Rotten Tomatoes summarizes neatly: “Charlize Theron plays Mavis Gary, a writer of teen literature who returns to her small hometown to relive her glory days and attempt to reclaim her happily married high school sweetheart (Patrick Wilson). When returning home proves more difficult than she thought, Mavis forms an unusual bond with a former classmate (Patton Oswalt) who hasn’t quite gotten over high school, either.”
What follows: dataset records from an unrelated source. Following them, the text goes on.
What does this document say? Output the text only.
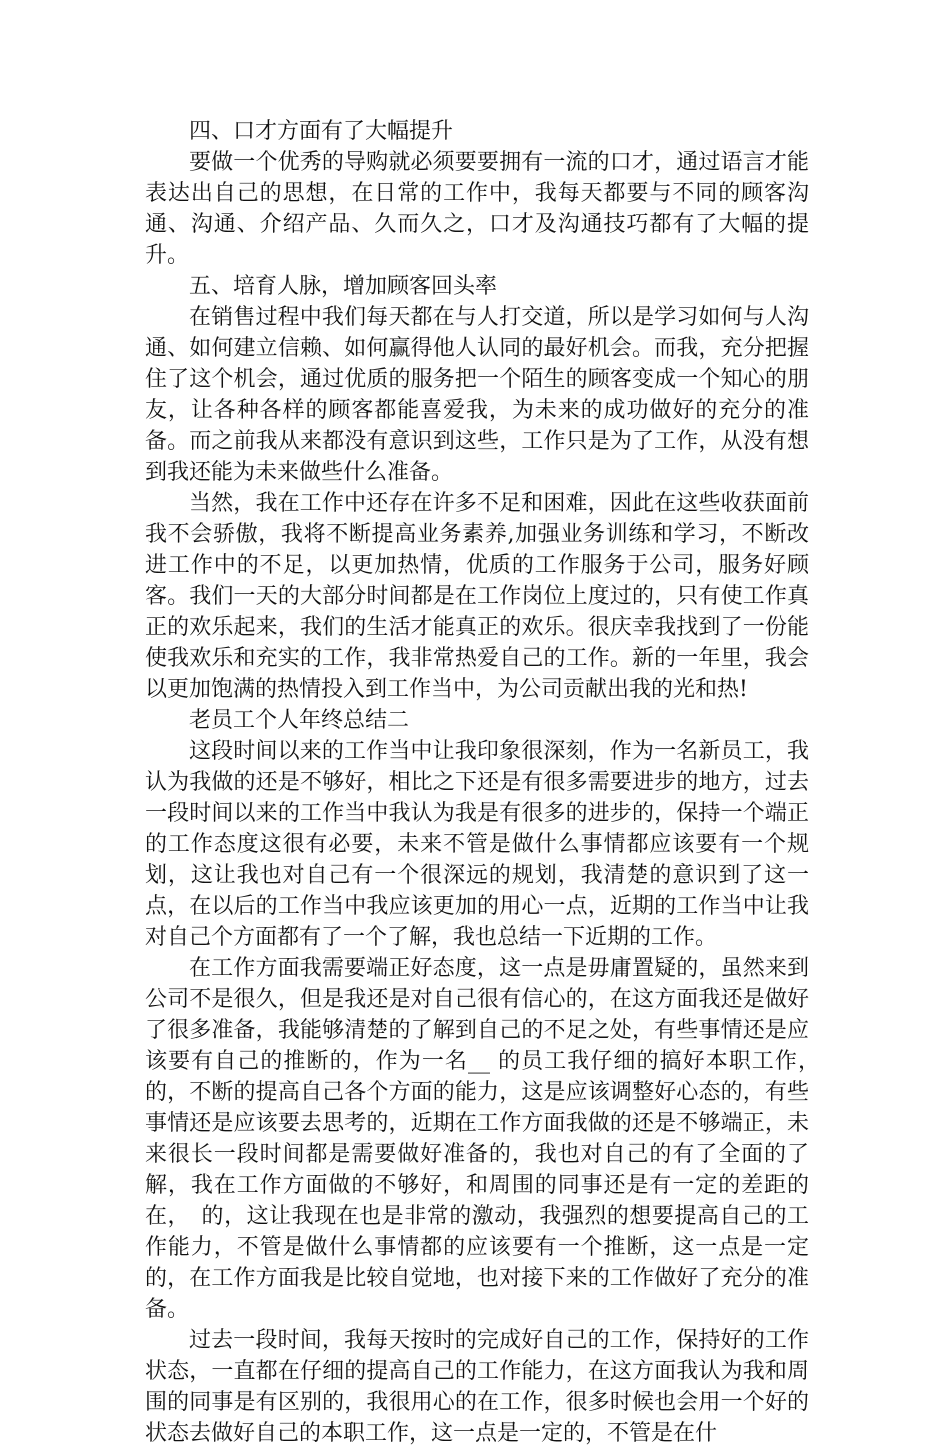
四、口才方面有了大幅提升

要做一个优秀的导购就必须要要拥有一流的口才，通过语言才能表达出自己的思想，在日常的工作中，我每天都要与不同的顾客沟通、沟通、介绍产品、久而久之，口才及沟通技巧都有了大幅的提升。

五、培育人脉，增加顾客回头率

在销售过程中我们每天都在与人打交道，所以是学习如何与人沟通、如何建立信赖、如何赢得他人认同的最好机会。而我，充分把握住了这个机会，通过优质的服务把一个陌生的顾客变成一个知心的朋友，让各种各样的顾客都能喜爱我，为未来的成功做好的充分的准备。而之前我从来都没有意识到这些，工作只是为了工作，从没有想到我还能为未来做些什么准备。

当然，我在工作中还存在许多不足和困难，因此在这些收获面前我不会骄傲，我将不断提高业务素养,加强业务训练和学习，不断改进工作中的不足，以更加热情，优质的工作服务于公司，服务好顾客。我们一天的大部分时间都是在工作岗位上度过的，只有使工作真正的欢乐起来，我们的生活才能真正的欢乐。很庆幸我找到了一份能使我欢乐和充实的工作，我非常热爱自己的工作。新的一年里，我会以更加饱满的热情投入到工作当中，为公司贡献出我的光和热!

老员工个人年终总结二

这段时间以来的工作当中让我印象很深刻，作为一名新员工，我认为我做的还是不够好，相比之下还是有很多需要进步的地方，过去一段时间以来的工作当中我认为我是有很多的进步的，保持一个端正的工作态度这很有必要，未来不管是做什么事情都应该要有一个规划，这让我也对自己有一个很深远的规划，我清楚的意识到了这一点，在以后的工作当中我应该更加的用心一点，近期的工作当中让我对自己个方面都有了一个了解，我也总结一下近期的工作。

在工作方面我需要端正好态度，这一点是毋庸置疑的，虽然来到公司不是很久，但是我还是对自己很有信心的，在这方面我还是做好了很多准备，我能够清楚的了解到自己的不足之处，有些事情还是应该要有自己的推断的，作为一名__ 的员工我仔细的搞好本职工作，　的，不断的提高自己各个方面的能力，这是应该调整好心态的，有些事情还是应该要去思考的，近期在工作方面我做的还是不够端正，未来很长一段时间都是需要做好准备的，我也对自己的有了全面的了解，我在工作方面做的不够好，和周围的同事还是有一定的差距的在，　的，这让我现在也是非常的激动，我强烈的想要提高自己的工作能力，不管是做什么事情都的应该要有一个推断，这一点是一定的，在工作方面我是比较自觉地，也对接下来的工作做好了充分的准备。

过去一段时间，我每天按时的完成好自己的工作，保持好的工作状态，一直都在仔细的提高自己的工作能力，在这方面我认为我和周围的同事是有区别的，我很用心的在工作，很多时候也会用一个好的状态去做好自己的本职工作，这一点是一定的，不管是在什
It is easy to describe this film as a character study, portrait of a train wreck. Mavis is shallow, immature, and selfish, a woman struggling with alcoholism and mental illness (Mavis refers to her depression multiple times, and the film shows her compulsive hair pulling, an impulse control disorder called trichotillomania). As viewers, we watch Mavis’ graceless and undignified emotional flailing, and in doing so, we get to feel better about ourselves and our own lives. The priorities that Mavis seems to eschew–family, loyalty, respect for others–are values most of us hold dear. Mavis is the Other, different from us. When we define ourselves against her self-absorption, we feel safer, our values affirmed.
But the film is more interestingly seen as an unconventional meditation on happiness. The questions Mavis asks during the course of the film are ultimately questions we all ask ourselves at times: Am I happy? When was I happy? How can I find happiness again? That Mavis associates happiness with a time (high school) and a person (her ex-boyfriend) is not at all unusual. That Mavis wonders what her life might be like if things had gone differently in her past is not shallow or immature or selfish. It’s natural.
The most painful and honest aspect of the film, in my opinion, is the response (or non-response) of people orbiting Mavis’ machinations. When she blurts out to people who might be presumed to care that she thinks she’s an alcoholic, the response is dismissive, as if she’d said nothing. When she lays bare her grief and need and isolation to people who have stated a desire to help, the response is stunned silence. As is so often the case in our disconnected and isolative culture, when we witness someone clearly in need of help and connection, the vast majority of us have absolutely no idea how to even reach out. More painful than Mavis’ personal struggle is the inability of those around her to offer any comfort or assistance.
The exception to this is Mavis’ former classmate, Matt (Patton Oswalt), and the story of their unlikely friendship forms the heart of this uncomfortable film. More like Mavis than he would like to admit, Matt also wonders if he is happy, if he was ever happy, what would it take to become happy. Like Mavis, he doesn’t have good answers. But he alone of everyone in this film witnesses Mavis in her full authenticity and finds her a better person now than she ever was before.
This isn’t a feel-good film that closes with an ending designed to make us feel all better. More realistic than most of us want from this kind of film, the story leaves us wondering if anything has really changed for Mavis. And that’s exactly what I like about it. Change comes slowly for most of us. One aha! moment seems revelatory, but is then forgotten, until the next aha! moment reminds us of what we learned, and pushes us farther along. Healing and transformation doesn’t happen overnight, and alcoholism and mental illness aren’t overcome by making a friend. But there is something about this film that gives me hope for Mavis, and there is something about that that gives me hope for the world.